TSMC production delay shows ill-conceived logic of US chip strategy

Tom Fowdy
The US is likely to be left with a highly unprofitable, inefficient and expensive semiconductor supply chain.
Tom Fowdy

US President Joe Biden's plans to make chips in America were dealt a significant blow on Thursday after the company, Taiwan Semiconductor Manufacturing Corp (TSMC), announced production in its new Arizona plant would be delayed until at least 2025, citing a shortage of available workers.

The plant, first announced by the Trump administration, has always been conceived out of political, rather than business motivations, with the goal of consolidating US control over global semiconductor supply chains, with the US placing pressure on many leading chip companies, as well as backed by congressional subsidies, to build capacity on US territory.

However, the success of such projects was always going to be questionable given their overtly geopolitical character. Supply chains centralize themselves based on cost efficiency, labor availability, easy access to other components and logistical advantages, rather than ideological alignment. Because of this, the US goal to shoehorn the creation of a supply chain on its own territory lacks adequate foundations, and TSMC being forced to delay is a reality check in this area which shows the true challenges ahead. It will be expensive, unprofitable and inefficient.
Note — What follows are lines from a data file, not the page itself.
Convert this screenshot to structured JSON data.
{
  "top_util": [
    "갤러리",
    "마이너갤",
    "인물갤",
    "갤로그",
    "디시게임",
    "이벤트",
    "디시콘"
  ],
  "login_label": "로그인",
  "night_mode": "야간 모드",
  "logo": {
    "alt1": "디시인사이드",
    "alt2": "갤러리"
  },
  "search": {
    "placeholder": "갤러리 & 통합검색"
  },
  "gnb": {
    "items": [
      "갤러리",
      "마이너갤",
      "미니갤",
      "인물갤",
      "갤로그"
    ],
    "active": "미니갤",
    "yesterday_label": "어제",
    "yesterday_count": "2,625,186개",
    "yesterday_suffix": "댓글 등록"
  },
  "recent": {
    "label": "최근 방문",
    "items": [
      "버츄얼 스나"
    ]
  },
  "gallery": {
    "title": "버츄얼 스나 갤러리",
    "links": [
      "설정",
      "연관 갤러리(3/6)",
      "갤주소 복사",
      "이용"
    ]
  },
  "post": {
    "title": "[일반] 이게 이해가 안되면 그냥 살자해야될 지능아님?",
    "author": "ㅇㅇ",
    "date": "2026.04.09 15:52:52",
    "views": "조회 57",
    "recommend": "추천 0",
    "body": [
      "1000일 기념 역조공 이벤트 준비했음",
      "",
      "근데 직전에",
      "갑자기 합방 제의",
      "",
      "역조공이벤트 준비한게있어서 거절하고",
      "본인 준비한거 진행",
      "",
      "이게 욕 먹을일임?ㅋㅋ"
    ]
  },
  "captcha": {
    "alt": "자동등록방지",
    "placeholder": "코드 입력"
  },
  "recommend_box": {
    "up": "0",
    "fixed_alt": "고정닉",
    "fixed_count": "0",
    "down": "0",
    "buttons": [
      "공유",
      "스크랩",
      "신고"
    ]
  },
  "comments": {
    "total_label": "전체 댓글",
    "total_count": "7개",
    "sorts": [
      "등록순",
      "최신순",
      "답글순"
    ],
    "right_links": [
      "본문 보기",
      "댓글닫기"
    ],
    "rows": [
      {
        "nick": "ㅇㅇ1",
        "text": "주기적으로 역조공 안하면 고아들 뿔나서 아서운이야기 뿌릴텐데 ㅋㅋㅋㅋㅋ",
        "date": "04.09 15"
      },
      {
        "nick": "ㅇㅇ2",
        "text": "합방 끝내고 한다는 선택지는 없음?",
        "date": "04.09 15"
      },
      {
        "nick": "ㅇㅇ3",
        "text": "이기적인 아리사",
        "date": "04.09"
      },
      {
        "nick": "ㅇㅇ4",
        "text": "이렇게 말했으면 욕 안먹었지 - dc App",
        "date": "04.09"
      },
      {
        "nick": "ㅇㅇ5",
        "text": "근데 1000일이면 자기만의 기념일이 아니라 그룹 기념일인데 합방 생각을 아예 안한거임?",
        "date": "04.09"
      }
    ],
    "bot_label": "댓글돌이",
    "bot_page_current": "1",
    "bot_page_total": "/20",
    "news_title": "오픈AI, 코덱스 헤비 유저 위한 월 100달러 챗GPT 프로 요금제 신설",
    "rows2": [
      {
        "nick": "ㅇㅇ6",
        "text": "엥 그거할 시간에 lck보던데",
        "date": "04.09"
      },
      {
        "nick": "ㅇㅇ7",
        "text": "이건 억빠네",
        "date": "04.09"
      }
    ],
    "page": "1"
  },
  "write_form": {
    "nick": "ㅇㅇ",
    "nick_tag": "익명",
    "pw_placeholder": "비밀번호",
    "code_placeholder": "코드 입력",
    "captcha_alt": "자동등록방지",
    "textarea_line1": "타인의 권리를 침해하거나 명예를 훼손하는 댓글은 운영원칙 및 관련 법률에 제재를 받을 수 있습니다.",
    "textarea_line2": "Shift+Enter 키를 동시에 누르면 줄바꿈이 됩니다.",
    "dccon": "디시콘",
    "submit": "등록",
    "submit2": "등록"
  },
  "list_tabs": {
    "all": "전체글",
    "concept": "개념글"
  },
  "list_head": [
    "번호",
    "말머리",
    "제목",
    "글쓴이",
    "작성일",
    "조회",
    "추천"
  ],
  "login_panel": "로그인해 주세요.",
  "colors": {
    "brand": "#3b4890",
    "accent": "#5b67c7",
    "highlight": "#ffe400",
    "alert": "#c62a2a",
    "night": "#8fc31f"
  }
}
A supply chain is an aggregation of businesses which emerge within a single geographic vicinity which feed into each other in providing related products and services. If, for example, you propose to build a car factory, is it a profitable or logical business choice to place that factory in the middle of nowhere? If cars are being assembled there, the parts after all aren't conjured out of thin air, nor are they made entirely in the factory itself. Who, for example, provides your tires? Your class windows? Your exhaust pipes? And every single other specialized component which goes into it? And not least of course, access to the raw materials required to make the rest? If you look of course at any successful car factory, you may note that these suppliers will prop up around it, this is how a supply chain works.

This of course is even more true for semiconductors and then by extension, the subsequent electronic industries they feed into. These supply chains have consolidated themselves around East Asia. While specialized companies such as TSMC or Samsung make the most advanced chips, they are regionally complimented by the massive industrial and logistical capacity of China who supply almost all the other required components, materials and labor needed to assemble goods such as smartphones, tablets, televisions, computers and so on.

These supply chains have consolidated precisely in this region of the world because it has been the cheapest and most effective means of doing so, a shift which American companies wholeheartedly embraced in recognising doing so at home was more expensive and less profitable.

But the US government has long decided it doesn't like this anymore, and in the name of opposing China, and consolidating its own geopolitical hegemony, seeks to forcibly rip up supply chains and relocate them on its home territory. This has been the fundamental goal of the Biden and Trump administrations in the semiconductor sector. Therefore against business logic, it is arguing these large semiconductor-manufacturing companies ignore the geographical realities of their supply chain and invest in production in the United States instead. It is a decision which has no business or cost based convenience to it whatsoever, but is fundamentally political.

Although the US promises massive subsidies to countries who do so, there are many problems with this approach, as TSMC's troubles show. It has no cost efficiency to it whatsoever, because Arizona is not the center of the global supply chain. In addition, there is no specialized semiconductor talent available in this region, it is all in Asia. This means the inconvenience of forcing them to relocate to this area makes the cost of labor more expensive.

Likewise, there is no aggregated supply chain of feeder businesses, components, or materials in this area, as per established supply chains, which also makes everything else expensive across the board. The final product of this decision making is that the whole process is more costlier, and therefore less competitive.

But China, with established industrial capacity, robust regional supply chain integration and access to talent in local proximity to it, does not face these problems. The TSMC saga thus goes to demonstrate that the logic of artificial and politically motivated US supply chain shifts are ill conceived, and this will not better America's prospects in doing so. The US is likely to be left with a highly unprofitable, inefficient and expensive semiconductor supply chain which will be unsuitable for both exporters and consumers.

(The author, a postgraduate student of Chinese studies at Oxford University, is an English analyst on international relations. The views are his own.)